6 maggio (Reuters) – I funzionari dell’energia della California venerdì hanno emesso una previsione sobria per la rete elettrica dello stato, dicendo che manca la capacità sufficiente per mantenere le luci accese questa estate e oltre se ondate di calore, incendi o altri eventi estremi prendono il loro pedaggio.

L’aggiornamento da parte dei leader di tre agenzie statali e l’ufficio del governatore Gavin Newsom viene in risposta a una serie di sfide con l’ambiziosa transizione dai combustibili fossili, compresi i blackout durante un’ondata di calore estivo nel 2020.

La California ha tra le politiche di cambiamento climatico più aggressive del mondo, compreso l’obiettivo di produrre tutta la sua elettricità da fonti senza carbonio entro il 2045.

In un briefing online con i giornalisti, i funzionari hanno previsto un deficit potenziale di 1.700 megawatt quest’anno, un numero che potrebbe arrivare fino a 5.000 MW se la rete è tassata da più sfide che riducono l’energia disponibile mentre mandano la domanda alle stelle, hanno detto i funzionari statali durante un briefing online con i giornalisti.

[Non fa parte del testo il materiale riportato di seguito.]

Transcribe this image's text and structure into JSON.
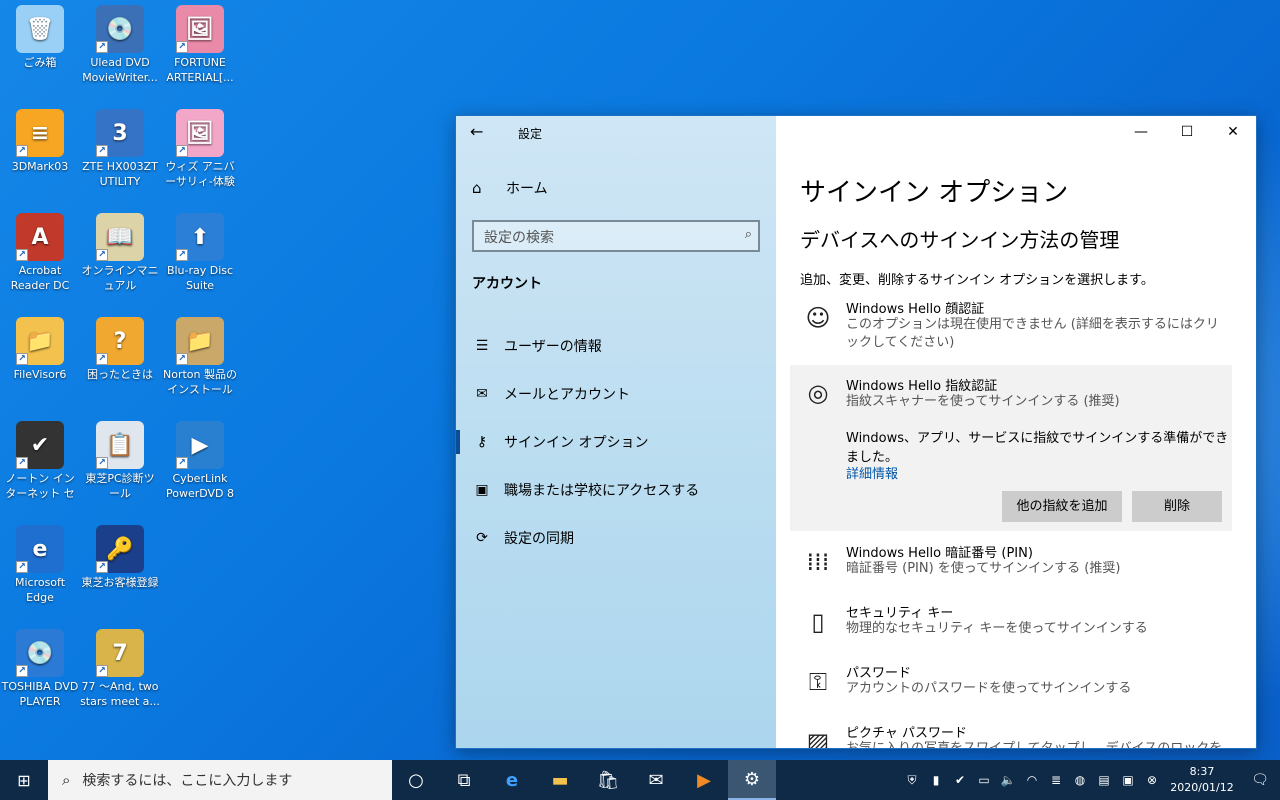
{
  "desktop": {
    "icons": [
      {
        "label": "ごみ箱",
        "glyph": "🗑"
      },
      {
        "label": "Ulead DVD MovieWriter...",
        "glyph": "💿"
      },
      {
        "label": "FORTUNE ARTERIAL[...",
        "glyph": "🖼"
      },
      {
        "label": "3DMark03",
        "glyph": "≡"
      },
      {
        "label": "ZTE HX003ZT UTILITY",
        "glyph": "3"
      },
      {
        "label": "ウィズ アニバーサリィ-体験版v...",
        "glyph": "🖼"
      },
      {
        "label": "Acrobat Reader DC",
        "glyph": "A"
      },
      {
        "label": "オンラインマニュアル",
        "glyph": "📖"
      },
      {
        "label": "Blu-ray Disc Suite",
        "glyph": "⬆"
      },
      {
        "label": "FileVisor6",
        "glyph": "📁"
      },
      {
        "label": "困ったときは",
        "glyph": "?"
      },
      {
        "label": "Norton 製品のインストールフ...",
        "glyph": "📁"
      },
      {
        "label": "ノートン インターネット セキュリ...",
        "glyph": "✔"
      },
      {
        "label": "東芝PC診断ツール",
        "glyph": "📋"
      },
      {
        "label": "CyberLink PowerDVD 8",
        "glyph": "▶"
      },
      {
        "label": "Microsoft Edge",
        "glyph": "e"
      },
      {
        "label": "東芝お客様登録",
        "glyph": "🔑"
      },
      {
        "label": "TOSHIBA DVD PLAYER",
        "glyph": "💿"
      },
      {
        "label": "77 ～And, two stars meet a...",
        "glyph": "7"
      }
    ]
  },
  "window": {
    "title": "設定",
    "home_label": "ホーム",
    "search_placeholder": "設定の検索",
    "section_heading": "アカウント",
    "nav": [
      {
        "label": "ユーザーの情報",
        "icon": "person-icon",
        "glyph": "☰"
      },
      {
        "label": "メールとアカウント",
        "icon": "mail-icon",
        "glyph": "✉"
      },
      {
        "label": "サインイン オプション",
        "icon": "key-icon",
        "glyph": "⚷"
      },
      {
        "label": "職場または学校にアクセスする",
        "icon": "briefcase-icon",
        "glyph": "▣"
      },
      {
        "label": "設定の同期",
        "icon": "sync-icon",
        "glyph": "⟳"
      }
    ],
    "page_title": "サインイン オプション",
    "sub_title": "デバイスへのサインイン方法の管理",
    "description": "追加、変更、削除するサインイン オプションを選択します。",
    "options": {
      "face": {
        "name": "Windows Hello 顔認証",
        "desc": "このオプションは現在使用できません (詳細を表示するにはクリックしてください)"
      },
      "fingerprint": {
        "name": "Windows Hello 指紋認証",
        "desc": "指紋スキャナーを使ってサインインする (推奨)",
        "ready": "Windows、アプリ、サービスに指紋でサインインする準備ができました。",
        "link": "詳細情報",
        "add_button": "他の指紋を追加",
        "remove_button": "削除"
      },
      "pin": {
        "name": "Windows Hello 暗証番号 (PIN)",
        "desc": "暗証番号 (PIN) を使ってサインインする (推奨)"
      },
      "security_key": {
        "name": "セキュリティ キー",
        "desc": "物理的なセキュリティ キーを使ってサインインする"
      },
      "password": {
        "name": "パスワード",
        "desc": "アカウントのパスワードを使ってサインインする"
      },
      "picture": {
        "name": "ピクチャ パスワード",
        "desc": "お気に入りの写真をスワイプしてタップし、デバイスのロックを解除する"
      }
    }
  },
  "taskbar": {
    "search_placeholder": "検索するには、ここに入力します",
    "time": "8:37",
    "date": "2020/01/12"
  }
}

I vuoti di approvvigionamento lungo queste linee potrebbero lasciare tra 1 e 4 milioni di persone senza energia. Le interruzioni avverranno solo in condizioni estreme, hanno ammonito i funzionari, e dipenderanno in parte dal successo delle misure di conservazione.

Nel 2025, lo stato avrà ancora un deficit di capacità di circa 1.800 MW, secondo i funzionari della California Energy Commission, Public Utilities Commission, California Independent System Operator e l’ufficio di Newsom. Hanno anche previsto aumenti annuali dei tassi di elettricità tra il 4% e il 9% da qui al 2025.

La pianificazione dell’elettricità in California è stata sfidata da devastanti incendi boschivi che hanno tagliato le linee di trasmissione e da eventi di calore estremo e siccità che hanno ostacolato le forniture di energia idroelettrica. I funzionari hanno detto che le previsioni tradizionali sulla domanda di elettricità non tengono conto di questi eventi estremi causati da un clima che cambia.

Allo stesso tempo, molti parchi solari e progetti di stoccaggio di energia che lo stato ha commissionato negli ultimi due anni sono stati ritardati a causa delle sfide della catena di approvvigionamento durante la pandemia e una recente indagine commerciale federale sulle importazioni solari.

“Siamo in una situazione in cui dobbiamo tenere conto di un nuovo panorama in termini di sfida davanti a noi per portare online i progetti di cui abbiamo bisogno”, ha detto Karen Douglas, un consigliere di Newsom, durante il briefing.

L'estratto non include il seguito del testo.